Die Schweizer Bevölkerung hat in einer Volksabstimmung am Sonntag, den 14. Juni 2026, deutlich gegen die Initiative „Keine 10-Millionen-Schweiz“ votiert. Laut ersten Hochrechnungen des Instituts GfS Bern lehnten 55 Prozent der Wähler die vorgeschlagene Beschränkung der Einwanderung ab, während 45 Prozent dafür stimmten.

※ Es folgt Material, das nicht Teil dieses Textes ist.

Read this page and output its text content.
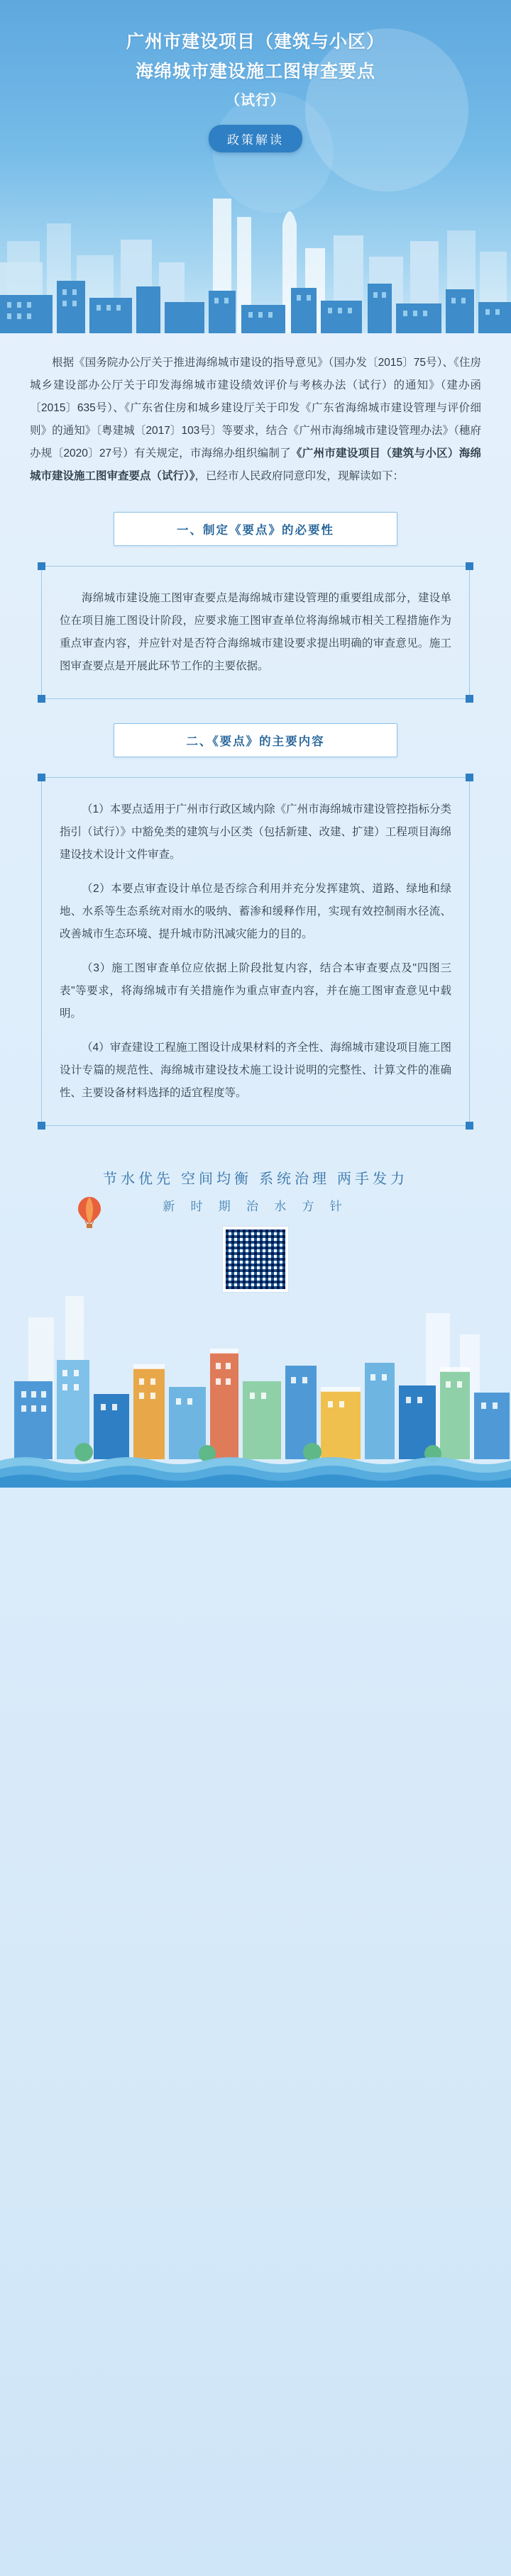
广州市建设项目（建筑与小区）
海绵城市建设施工图审查要点
（试行）
政策解读

根据《国务院办公厅关于推进海绵城市建设的指导意见》（国办发〔2015〕75号）、《住房城乡建设部办公厅关于印发海绵城市建设绩效评价与考核办法（试行）的通知》（建办函〔2015〕635号）、《广东省住房和城乡建设厅关于印发《广东省海绵城市建设管理与评价细则》的通知》〔粤建城〔2017〕103号〕等要求，结合《广州市海绵城市建设管理办法》（穗府办规〔2020〕27号）有关规定，市海绵办组织编制了《广州市建设项目（建筑与小区）海绵城市建设施工图审查要点（试行）》，已经市人民政府同意印发，现解读如下：

一、制定《要点》的必要性

海绵城市建设施工图审查要点是海绵城市建设管理的重要组成部分，建设单位在项目施工图设计阶段，应要求施工图审查单位将海绵城市相关工程措施作为重点审查内容，并应针对是否符合海绵城市建设要求提出明确的审查意见。施工图审查要点是开展此环节工作的主要依据。

二、《要点》的主要内容

（1）本要点适用于广州市行政区域内除《广州市海绵城市建设管控指标分类指引（试行）》中豁免类的建筑与小区类（包括新建、改建、扩建）工程项目海绵建设技术设计文件审查。

（2）本要点审查设计单位是否综合利用并充分发挥建筑、道路、绿地和绿地、水系等生态系统对雨水的吸纳、蓄渗和缓释作用，实现有效控制雨水径流、改善城市生态环境、提升城市防汛减灾能力的目的。

（3）施工图审查单位应依据上阶段批复内容，结合本审查要点及"四图三表"等要求，将海绵城市有关措施作为重点审查内容，并在施工图审查意见中载明。

（4）审查建设工程施工图设计成果材料的齐全性、海绵城市建设项目施工图设计专篇的规范性、海绵城市建设技术施工设计说明的完整性、计算文件的准确性、主要设备材料选择的适宜程度等。

节水优先 空间均衡 系统治理 两手发力
新 时 期 治 水 方 针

Die Initiatoren der Initiative hatten beabsichtigt, die Zuwanderung in die Schweiz zu limitieren und die Bundesverfassung um einen Artikel zur „nachhaltigen Bevölkerungsentwicklung“ zu ergänzen. Demnach sollte die ständige Wohnbevölkerung bis 2050 nicht mehr als zehn Millionen Menschen betragen. Bei einer Überschreitung von 9,5 Millionen wurde die Einleitung von Maßnahmen wie die Verweigerung von Niederlassungsbewilligungen für vorläufig Aufgenommene und Einschränkungen im Familiennachzug vorgeschlagen. Zudem war eine Aufkündigung des Personenfreizügigkeitsabkommens mit der EU vorgesehen. Der Bundesrat und das Parlament hatten empfohlen, die Initiative abzulehnen.
Zusätzlich stimmten die Schweizer Wähler über Änderungen des Zivildienstgesetzes ab. Auch hier ergab die erste Auszählung ein knappes Ergebnis: 53 Prozent der Teilnehmer befürworteten die Gesetzesänderungen, die einen erschwerten Wechsel von der Armee zum Zivildienst zur Folge hätten. Der Bundesrat und das Parlament hatten auch diese Änderungen zur Annahme empfohlen, während das Referendum von den Jungen Grünen und dem Zivildienstverband initiiert wurde.
Die Entscheidungen der Wähler reflektieren die aktuelle Haltung zur Zuwanderung und den sozialen Rahmenbedingungen in der Schweiz. Die Entwicklungen in diesen Abstimmungen könnten auch Auswirkungen auf die politische Landschaft des Landes haben.